De acordo com o sócio-diretor da Agroconsult, Andre Pessoa, a produtividade caiu em todas as principais regiões produtoras. Redução de área e de uso de tecnologia, atraso no plantio e problemas climáticos em diversos locais de produção foram os principais fatores de redução na colheita deste ano. A expectativa inicial da Agroconsult para a safrinha de milho 2017/2018 era de 65 milhões de toneladas.

“A quebra só não foi maior porque as produções de Goiás e Mato Grosso surpreenderam positivamente, apesar de alguma coisa plantada fora da janela ideal e por conta da capacidade de plantio e colheita que o produtor tem hoje, com máquinas que corrigiram o atraso”, explicou.

Apesar das adversidades, Andre Pessoa acredita que as margens para o produtor de milho foram positivas. Segundo ele, poucos agricultores devem ter prejuízos com a cultura no Brasil.

Exportações

A Agroconsult também diminuiu a estimativa para as exportações de milho. Inicialmente, o número estava em 31 milhões de toneladas e, agora, em 28 milhões.

De acordo com André Pessoa, os indicadores de venda antecipada de milho estão “robustos”. A maior dificuldade é a de escoar a produção até os portos.
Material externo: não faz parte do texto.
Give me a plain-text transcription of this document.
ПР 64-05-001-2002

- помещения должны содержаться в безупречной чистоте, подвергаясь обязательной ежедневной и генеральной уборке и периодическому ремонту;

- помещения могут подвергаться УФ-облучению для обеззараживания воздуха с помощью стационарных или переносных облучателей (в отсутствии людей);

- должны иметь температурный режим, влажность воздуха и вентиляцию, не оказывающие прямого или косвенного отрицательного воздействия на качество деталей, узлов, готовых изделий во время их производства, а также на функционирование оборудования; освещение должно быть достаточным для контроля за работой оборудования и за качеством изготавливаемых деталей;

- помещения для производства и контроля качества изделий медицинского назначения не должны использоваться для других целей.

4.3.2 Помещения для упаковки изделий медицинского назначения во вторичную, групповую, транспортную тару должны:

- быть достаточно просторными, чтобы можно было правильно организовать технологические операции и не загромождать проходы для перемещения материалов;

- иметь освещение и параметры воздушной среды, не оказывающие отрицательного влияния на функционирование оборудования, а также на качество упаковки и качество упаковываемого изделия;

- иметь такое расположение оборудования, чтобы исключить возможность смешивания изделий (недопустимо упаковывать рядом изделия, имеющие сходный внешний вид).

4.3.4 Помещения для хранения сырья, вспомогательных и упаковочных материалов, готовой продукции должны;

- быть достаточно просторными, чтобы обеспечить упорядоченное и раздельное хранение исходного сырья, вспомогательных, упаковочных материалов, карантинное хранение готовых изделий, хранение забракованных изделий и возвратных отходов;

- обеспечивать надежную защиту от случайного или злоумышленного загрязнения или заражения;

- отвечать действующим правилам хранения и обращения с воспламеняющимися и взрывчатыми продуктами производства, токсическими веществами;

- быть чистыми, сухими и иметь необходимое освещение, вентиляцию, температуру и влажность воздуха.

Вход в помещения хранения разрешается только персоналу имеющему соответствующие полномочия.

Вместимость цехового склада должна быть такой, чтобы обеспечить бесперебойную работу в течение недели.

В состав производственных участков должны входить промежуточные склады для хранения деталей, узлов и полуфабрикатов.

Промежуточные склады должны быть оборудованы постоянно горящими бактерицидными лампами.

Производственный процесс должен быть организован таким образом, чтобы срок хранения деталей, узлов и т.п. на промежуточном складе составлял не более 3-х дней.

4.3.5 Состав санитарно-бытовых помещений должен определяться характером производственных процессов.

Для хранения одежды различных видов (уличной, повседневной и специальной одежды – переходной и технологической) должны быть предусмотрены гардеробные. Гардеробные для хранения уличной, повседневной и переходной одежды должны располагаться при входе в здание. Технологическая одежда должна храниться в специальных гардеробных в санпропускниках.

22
“Haverá um volume menor para o mercado externo do Sul do Brasil, em função da quebra no verão e da safrinha mais curta. O Centro Sul está com preços aquecidos, operando acima da paridade, o que faz com que o ímpeto de exportação seja menor. Em Goiás e Mato Grosso, os números de escoamento serão maiores”, disse Pessoa.

Em relação aos preços, o sócio-diretor da Agroconsult avalia que, se não fosse a guerra comercial entre Estados Unidos e China, que deve ter novos desdobramentos, o viés das cotações internacionais do cereal seria de alta.

A safra de milho dos Estados Unidos vem apresentando boas condições, mas os estoques tiveram forte queda, o que ajuda a dar suporte aos preços. “Eu vejo um cenário de preços de milho entre US$ 3,50 e US$ 4, mas não acima de US$ 4 [por bushel]”, avalia André Pessoa.